This sort of illustrated what I talked about yesterday. I guess THIS itself is a great reason for Twitter… Instead of coming to my blog, or emailing everybody I know, or updating my Facebook status, the first thing I did when I got an email about the news was to log into Twitter and read the messages there. I also Tweeted myself.

(All of this, I think, is made ok by the fact that all passengers are safe and accounted for, otherwise it would be heartless to talk about the role of social media in the face of a tragedy…)

What amazed me is the cause of the crash: Birds!

A flock of birds apparently hit the engine of the plane. Wow. Apparently this happened more often than we think.

ABC news coverage: The plane is completely submerged under the water now other than the tail. Extremely scary to think of, “What if…”

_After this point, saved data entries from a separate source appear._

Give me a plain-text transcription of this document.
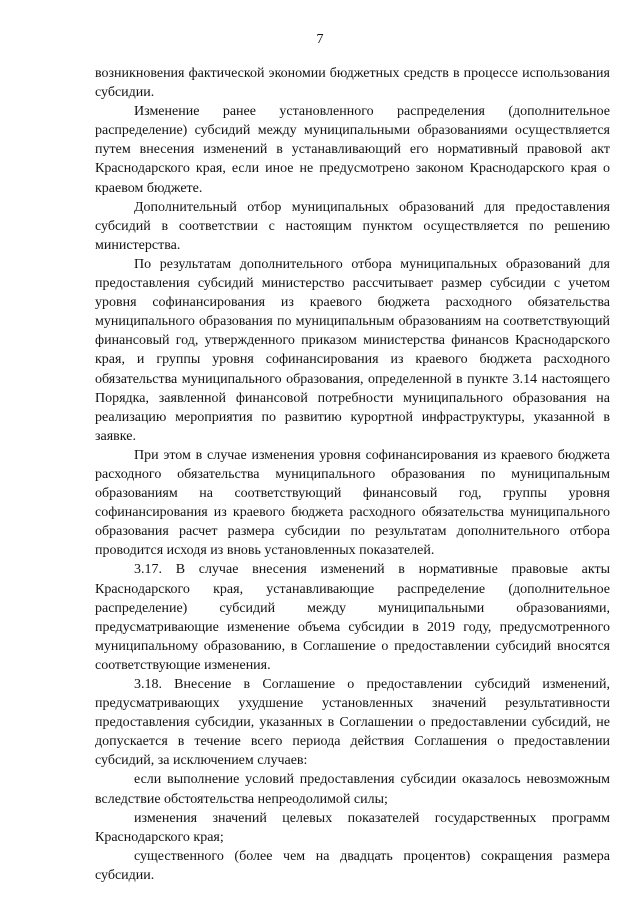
7

возникновения фактической экономии бюджетных средств в процессе использования субсидии.

Изменение ранее установленного распределения (дополнительное распределение) субсидий между муниципальными образованиями осуществляется путем внесения изменений в устанавливающий его нормативный правовой акт Краснодарского края, если иное не предусмотрено законом Краснодарского края о краевом бюджете.

Дополнительный отбор муниципальных образований для предоставления субсидий в соответствии с настоящим пунктом осуществляется по решению министерства.

По результатам дополнительного отбора муниципальных образований для предоставления субсидий министерство рассчитывает размер субсидии с учетом уровня софинансирования из краевого бюджета расходного обязательства муниципального образования по муниципальным образованиям на соответствующий финансовый год, утвержденного приказом министерства финансов Краснодарского края, и группы уровня софинансирования из краевого бюджета расходного обязательства муниципального образования, определенной в пункте 3.14 настоящего Порядка, заявленной финансовой потребности муниципального образования на реализацию мероприятия по развитию курортной инфраструктуры, указанной в заявке.

При этом в случае изменения уровня софинансирования из краевого бюджета расходного обязательства муниципального образования по муниципальным образованиям на соответствующий финансовый год, группы уровня софинансирования из краевого бюджета расходного обязательства муниципального образования расчет размера субсидии по результатам дополнительного отбора проводится исходя из вновь установленных показателей.

3.17. В случае внесения изменений в нормативные правовые акты Краснодарского края, устанавливающие распределение (дополнительное распределение) субсидий между муниципальными образованиями, предусматривающие изменение объема субсидии в 2019 году, предусмотренного муниципальному образованию, в Соглашение о предоставлении субсидий вносятся соответствующие изменения.

3.18. Внесение в Соглашение о предоставлении субсидий изменений, предусматривающих ухудшение установленных значений результативности предоставления субсидии, указанных в Соглашении о предоставлении субсидий, не допускается в течение всего периода действия Соглашения о предоставлении субсидий, за исключением случаев:

если выполнение условий предоставления субсидии оказалось невозможным вследствие обстоятельства непреодолимой силы;

изменения значений целевых показателей государственных программ Краснодарского края;

существенного (более чем на двадцать процентов) сокращения размера субсидии.
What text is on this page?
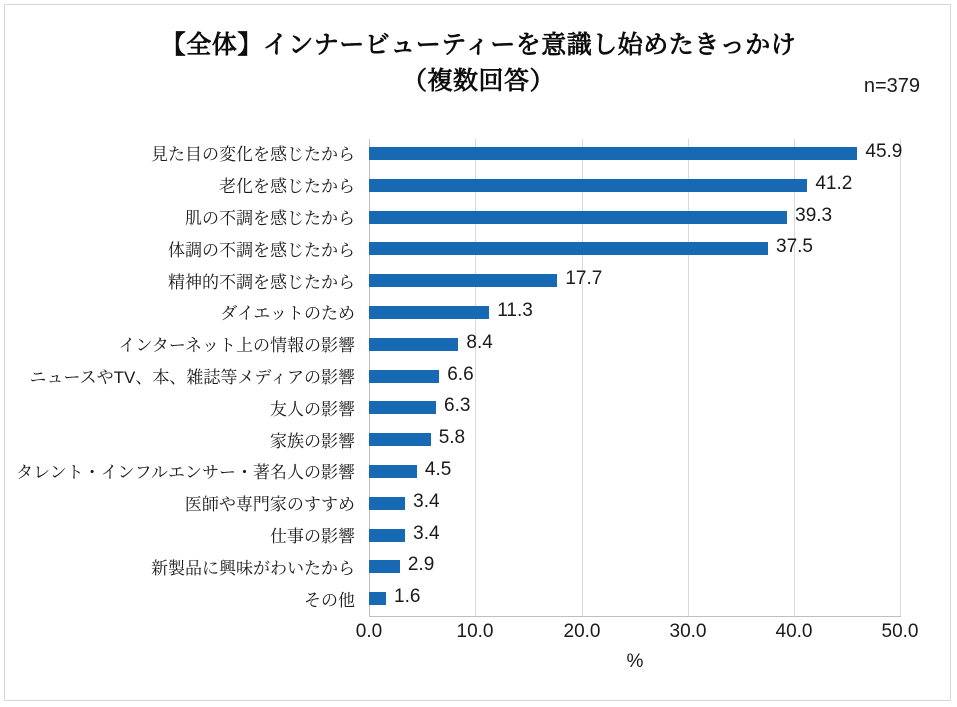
【全体】インナービューティーを意識し始めたきっかけ
（複数回答）	n=379
見た目の変化を感じたから
老化を感じたから
肌の不調を感じたから
体調の不調を感じたから
精神的不調を感じたから
ダイエットのため
インターネット上の情報の影響
ニュースやTV、本、雑誌等メディアの影響
友人の影響
家族の影響
タレント・インフルエンサー・著名人の影響
医師や専門家のすすめ
仕事の影響
新製品に興味がわいたから
その他
45.9
41.2
39.3
37.5
17.7
11.3
8.4
6.6
6.3
5.8
4.5
3.4
3.4
2.9
1.6
0.0	10.0	20.0	30.0	40.0	50.0
%
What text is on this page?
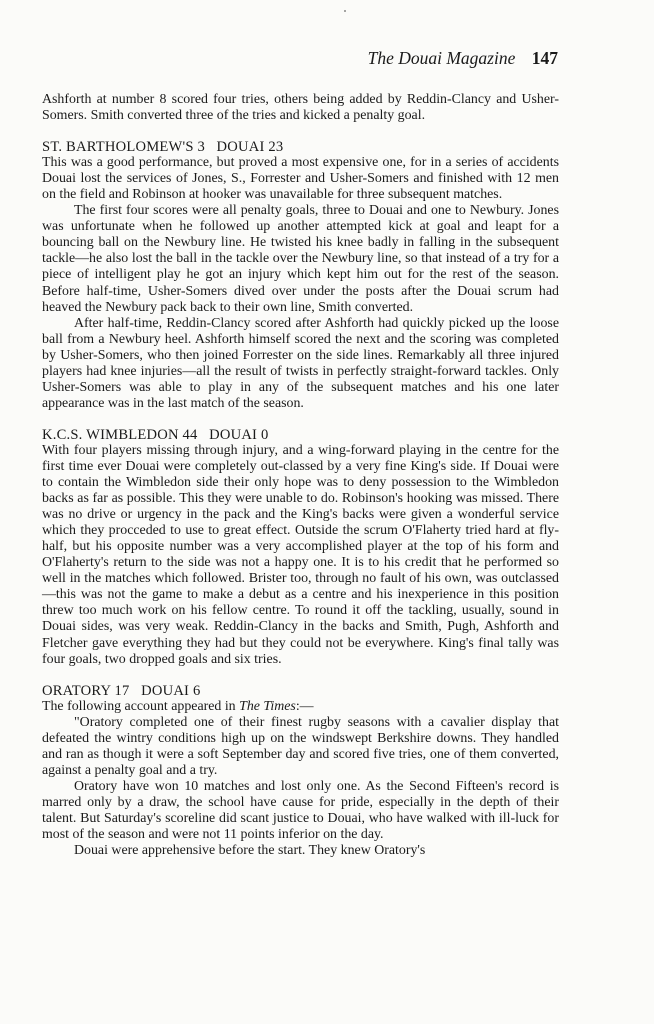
The Douai Magazine 147

Ashforth at number 8 scored four tries, others being added by Reddin-Clancy and Usher-Somers. Smith converted three of the tries and kicked a penalty goal.

ST. BARTHOLOMEW'S 3   DOUAI 23

This was a good performance, but proved a most expensive one, for in a series of accidents Douai lost the services of Jones, S., Forrester and Usher-Somers and finished with 12 men on the field and Robinson at hooker was unavailable for three subsequent matches.

The first four scores were all penalty goals, three to Douai and one to Newbury. Jones was unfortunate when he followed up another attempted kick at goal and leapt for a bouncing ball on the Newbury line. He twisted his knee badly in falling in the subsequent tackle—he also lost the ball in the tackle over the Newbury line, so that instead of a try for a piece of intelligent play he got an injury which kept him out for the rest of the season. Before half-time, Usher-Somers dived over under the posts after the Douai scrum had heaved the Newbury pack back to their own line, Smith converted.

After half-time, Reddin-Clancy scored after Ashforth had quickly picked up the loose ball from a Newbury heel. Ashforth himself scored the next and the scoring was completed by Usher-Somers, who then joined Forrester on the side lines. Remarkably all three injured players had knee injuries—all the result of twists in perfectly straight-forward tackles. Only Usher-Somers was able to play in any of the subsequent matches and his one later appearance was in the last match of the season.

K.C.S. WIMBLEDON 44   DOUAI 0

With four players missing through injury, and a wing-forward playing in the centre for the first time ever Douai were completely out-classed by a very fine King's side. If Douai were to contain the Wimbledon side their only hope was to deny possession to the Wimbledon backs as far as possible. This they were unable to do. Robinson's hooking was missed. There was no drive or urgency in the pack and the King's backs were given a wonderful service which they procceded to use to great effect. Outside the scrum O'Flaherty tried hard at fly-half, but his opposite number was a very accomplished player at the top of his form and O'Flaherty's return to the side was not a happy one. It is to his credit that he performed so well in the matches which followed. Brister too, through no fault of his own, was outclassed—this was not the game to make a debut as a centre and his inexperience in this position threw too much work on his fellow centre. To round it off the tackling, usually, sound in Douai sides, was very weak. Reddin-Clancy in the backs and Smith, Pugh, Ashforth and Fletcher gave everything they had but they could not be everywhere. King's final tally was four goals, two dropped goals and six tries.

ORATORY 17   DOUAI 6

The following account appeared in The Times:—

"Oratory completed one of their finest rugby seasons with a cavalier display that defeated the wintry conditions high up on the windswept Berkshire downs. They handled and ran as though it were a soft September day and scored five tries, one of them converted, against a penalty goal and a try.

Oratory have won 10 matches and lost only one. As the Second Fifteen's record is marred only by a draw, the school have cause for pride, especially in the depth of their talent. But Saturday's scoreline did scant justice to Douai, who have walked with ill-luck for most of the season and were not 11 points inferior on the day.

Douai were apprehensive before the start. They knew Oratory's
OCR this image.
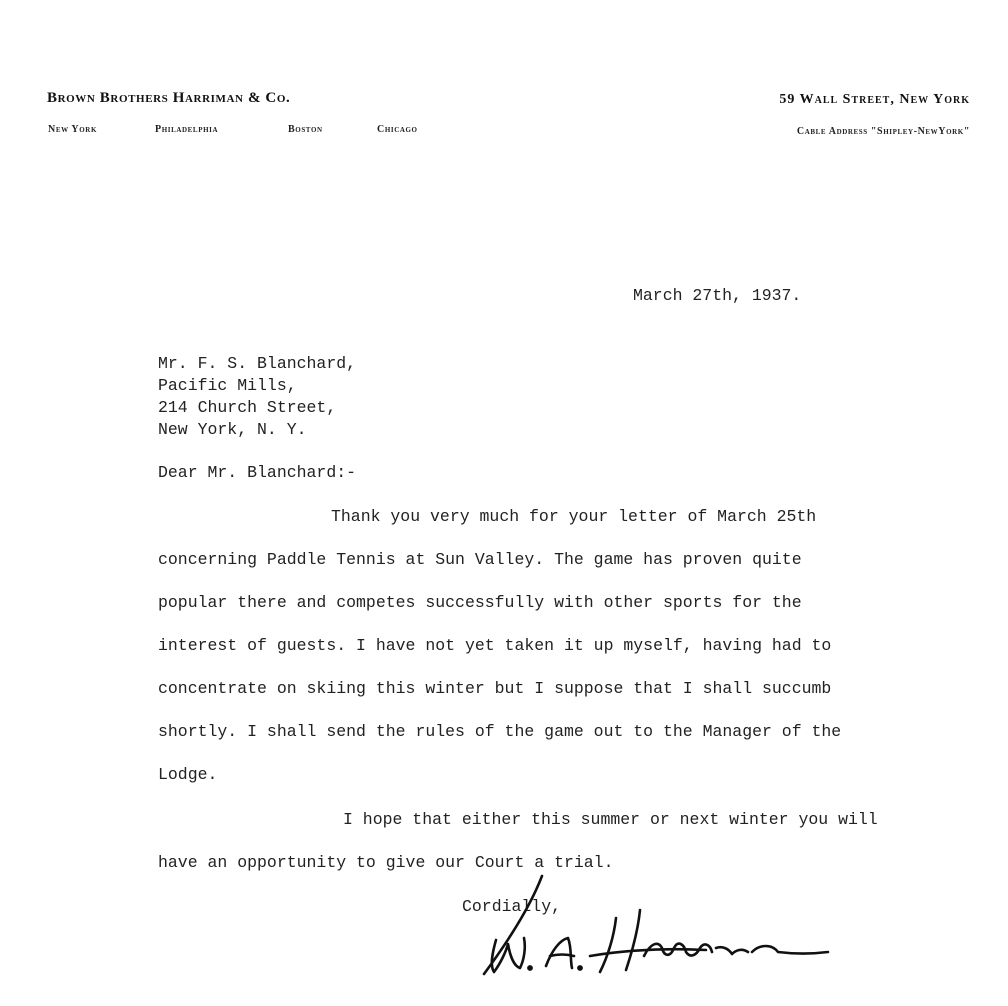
Brown Brothers Harriman & Co.	59 Wall Street, New York
New York	Philadelphia	Boston	Chicago	Cable Address "Shipley-NewYork"
March 27th, 1937.
Mr. F. S. Blanchard,
Pacific Mills,
214 Church Street,
New York, N. Y.
Dear Mr. Blanchard:-
Thank you very much for your letter of March 25th
concerning Paddle Tennis at Sun Valley. The game has proven quite
popular there and competes successfully with other sports for the
interest of guests. I have not yet taken it up myself, having had to
concentrate on skiing this winter but I suppose that I shall succumb
shortly. I shall send the rules of the game out to the Manager of the
Lodge.
I hope that either this summer or next winter you will
have an opportunity to give our Court a trial.
Cordially,
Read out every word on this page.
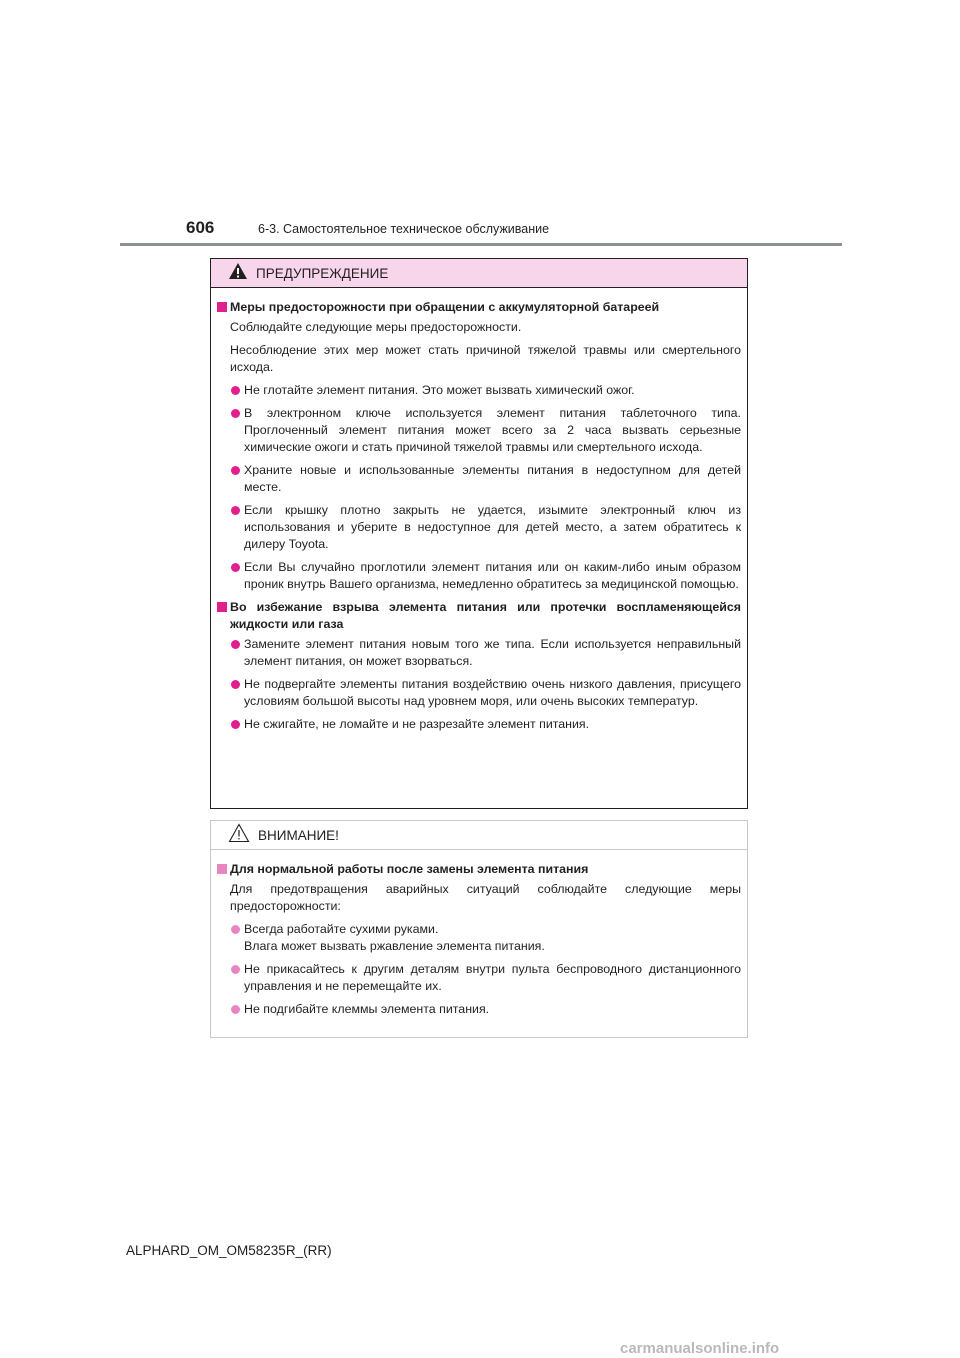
606	6-3. Самостоятельное техническое обслуживание
ПРЕДУПРЕЖДЕНИЕ
Меры предосторожности при обращении с аккумуляторной батареей
Соблюдайте следующие меры предосторожности.
Несоблюдение этих мер может стать причиной тяжелой травмы или смертельного исхода.
Не глотайте элемент питания. Это может вызвать химический ожог.
В электронном ключе используется элемент питания таблеточного типа. Проглоченный элемент питания может всего за 2 часа вызвать серьезные химические ожоги и стать причиной тяжелой травмы или смертельного исхода.
Храните новые и использованные элементы питания в недоступном для детей месте.
Если крышку плотно закрыть не удается, изымите электронный ключ из использования и уберите в недоступное для детей место, а затем обратитесь к дилеру Toyota.
Если Вы случайно проглотили элемент питания или он каким-либо иным образом проник внутрь Вашего организма, немедленно обратитесь за медицинской помощью.
Во избежание взрыва элемента питания или протечки воспламеняющейся жидкости или газа
Замените элемент питания новым того же типа. Если используется неправильный элемент питания, он может взорваться.
Не подвергайте элементы питания воздействию очень низкого давления, присущего условиям большой высоты над уровнем моря, или очень высоких температур.
Не сжигайте, не ломайте и не разрезайте элемент питания.
ВНИМАНИЕ!
Для нормальной работы после замены элемента питания
Для предотвращения аварийных ситуаций соблюдайте следующие меры предосторожности:
Всегда работайте сухими руками.
Влага может вызвать ржавление элемента питания.
Не прикасайтесь к другим деталям внутри пульта беспроводного дистанционного управления и не перемещайте их.
Не подгибайте клеммы элемента питания.
ALPHARD_OM_OM58235R_(RR)
carmanualsonline.info
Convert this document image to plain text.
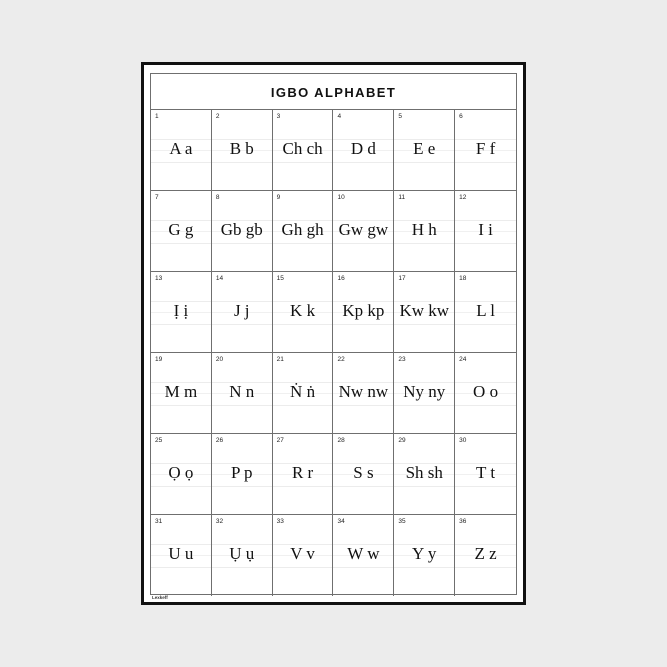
IGBO ALPHABET
1
A a
2
B b
3
Ch ch
4
D d
5
E e
6
F f
7
G g
8
Gb gb
9
Gh gh
10
Gw gw
11
H h
12
I i
13
Ị ị
14
J j
15
K k
16
Kp kp
17
Kw kw
18
L l
19
M m
20
N n
21
Ṅ ṅ
22
Nw nw
23
Ny ny
24
O o
25
Ọ ọ
26
P p
27
R r
28
S s
29
Sh sh
30
T t
31
U u
32
Ụ ụ
33
V v
34
W w
35
Y y
36
Z z
Lexkeff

The hero pilot’s name is Chesley Sullenberger, and according to the news report, he even searched the aircraft before he himself left. Lots of people are saying now that this is NOT a plane crash, but a well-executed emergency landing based on an experienced pilot’s intelligent split-second decision which turned out to save all the lives on board. It is refreshing to hear of news where people are praising the airlines rather than complaining about the fees they are charging. On the other hand, I am so glad that Mr. Sullenberger did not leave the airline industry because of the financial difficulties felt by all major airlines.